Re: [dpdk-dev] [PATCH 0/2] uio_msi: device driver

From: Alexander Duyck
Date: Thu Oct 01 2015 - 19:43:30 EST


On 10/01/2015 04:39 PM, Stephen Hemminger wrote:
On Thu, 1 Oct 2015 16:03:06 -0700
Alexander Duyck <alexander.duyck@xxxxxxxxx> wrote:

On 10/01/2015 03:00 PM, Stephen Hemminger wrote:
On Thu, 1 Oct 2015 12:48:36 -0700
Alexander Duyck <alexander.duyck@xxxxxxxxx> wrote:

On 10/01/2015 07:57 AM, Stephen Hemminger wrote:
On Thu, 1 Oct 2015 13:59:02 +0300
Avi Kivity <avi@xxxxxxxxxxxx> wrote:

On 10/01/2015 01:28 AM, Stephen Hemminger wrote:
This is a new UIO device driver to allow supporting MSI-X and MSI devices
in userspace. It has been used in environments like VMware and older versions
of QEMU/KVM where no IOMMU support is available.
Why not add msi/msix support to uio_pci_generic?
That is possible but that would meet ABI and other resistance from the author.
Also, uio_pci_generic makes it harder to find resources since it doesn't fully
utilize UIO infrastructure.
I'd say you are better off actually taking this in the other direction.
From what I have seen it seems like this driver is meant to deal with
mapping VFs contained inside of guests. If you are going to fork off
and create a UIO driver for mapping VFs why not just make it specialize
in that. You could probably simplify the code by dropping support for
legacy interrupts and IO regions since all that is already covered by
uio_pci_generic anyway if I am not mistaken.

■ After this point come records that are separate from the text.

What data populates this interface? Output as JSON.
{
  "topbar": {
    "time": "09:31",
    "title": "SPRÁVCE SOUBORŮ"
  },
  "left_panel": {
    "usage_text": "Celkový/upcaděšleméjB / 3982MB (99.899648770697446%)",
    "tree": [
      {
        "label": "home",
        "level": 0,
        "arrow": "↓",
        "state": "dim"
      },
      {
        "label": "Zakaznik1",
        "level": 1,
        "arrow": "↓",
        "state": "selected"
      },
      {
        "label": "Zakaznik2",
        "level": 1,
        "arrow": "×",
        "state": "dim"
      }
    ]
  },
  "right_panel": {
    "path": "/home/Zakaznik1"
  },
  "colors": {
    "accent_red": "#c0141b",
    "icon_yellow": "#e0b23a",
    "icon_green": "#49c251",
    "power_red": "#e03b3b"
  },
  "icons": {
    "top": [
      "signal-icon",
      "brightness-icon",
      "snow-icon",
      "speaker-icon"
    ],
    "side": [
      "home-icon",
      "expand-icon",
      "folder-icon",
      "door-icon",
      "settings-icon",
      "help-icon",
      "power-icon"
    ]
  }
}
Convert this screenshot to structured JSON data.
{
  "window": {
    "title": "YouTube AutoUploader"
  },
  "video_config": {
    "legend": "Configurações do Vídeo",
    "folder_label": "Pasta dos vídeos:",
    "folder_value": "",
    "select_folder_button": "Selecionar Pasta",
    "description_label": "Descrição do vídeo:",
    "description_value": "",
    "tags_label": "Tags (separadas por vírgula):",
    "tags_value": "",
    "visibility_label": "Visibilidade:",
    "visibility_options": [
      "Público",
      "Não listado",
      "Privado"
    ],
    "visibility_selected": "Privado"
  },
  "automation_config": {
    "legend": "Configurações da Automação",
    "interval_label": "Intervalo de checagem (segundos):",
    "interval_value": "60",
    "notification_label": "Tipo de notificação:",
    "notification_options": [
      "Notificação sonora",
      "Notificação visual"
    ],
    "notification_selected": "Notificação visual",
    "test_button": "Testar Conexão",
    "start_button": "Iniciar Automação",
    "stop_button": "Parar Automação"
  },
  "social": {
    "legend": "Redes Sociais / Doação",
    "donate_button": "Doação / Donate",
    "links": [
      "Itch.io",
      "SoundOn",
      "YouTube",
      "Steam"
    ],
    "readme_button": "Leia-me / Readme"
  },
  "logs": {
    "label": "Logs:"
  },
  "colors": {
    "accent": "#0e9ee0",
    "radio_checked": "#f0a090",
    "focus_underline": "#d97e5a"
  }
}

You could then look at naming it something like uio_vf since the uio_msi
is a bit of a misnomer since it is MSI-X it supports, not MSI interrupts.
The support needs to cover:
- VF in guest
- VNIC in guest (vmxnet3)
it isn't just about VF's
I get that, but the driver you are talking about adding is duplicating
much of what is already there in uio_pci_generic. If nothing else it
might be worth while to look at replacing the legacy interrupt with
MSI. Maybe look at naming it something like uio_pcie to indicate that
we are focusing on assigning PCIe and virtual devices that support MSI
and MSI-X and use memory BARs rather than legacy PCI devices that are
doing things like mapping I/O BARs and using INTx signaling.

My main argument is that we should probably look at dropping support for
anything that isn't going to be needed. If it is really important we
can always add it later. I just don't see the value in having code
around for things we aren't likely to ever use with real devices as we
are stuck supporting it for the life of the driver. I'll go ahead and
provide a inline review of your patch 2/2 as I think my feedback might
make a bit more sense that way.
Ok, but having one driver that can deal with failures with msi-x vector
setup and fallback seemed like a better strategy.

Yes, but in the case of something like a VF it is going to just make a bigger mess of things since INTx doesn't work. So what would you expect your driver to do in that case? Also we have to keep in mind that the MSI-X failure case is very unlikely.

One other thing that just occurred to me is that you may want to try using the range allocation call instead of a hard set number of interrupts. Then if you start running short on vectors you don't hard fail and instead just allocate what you can.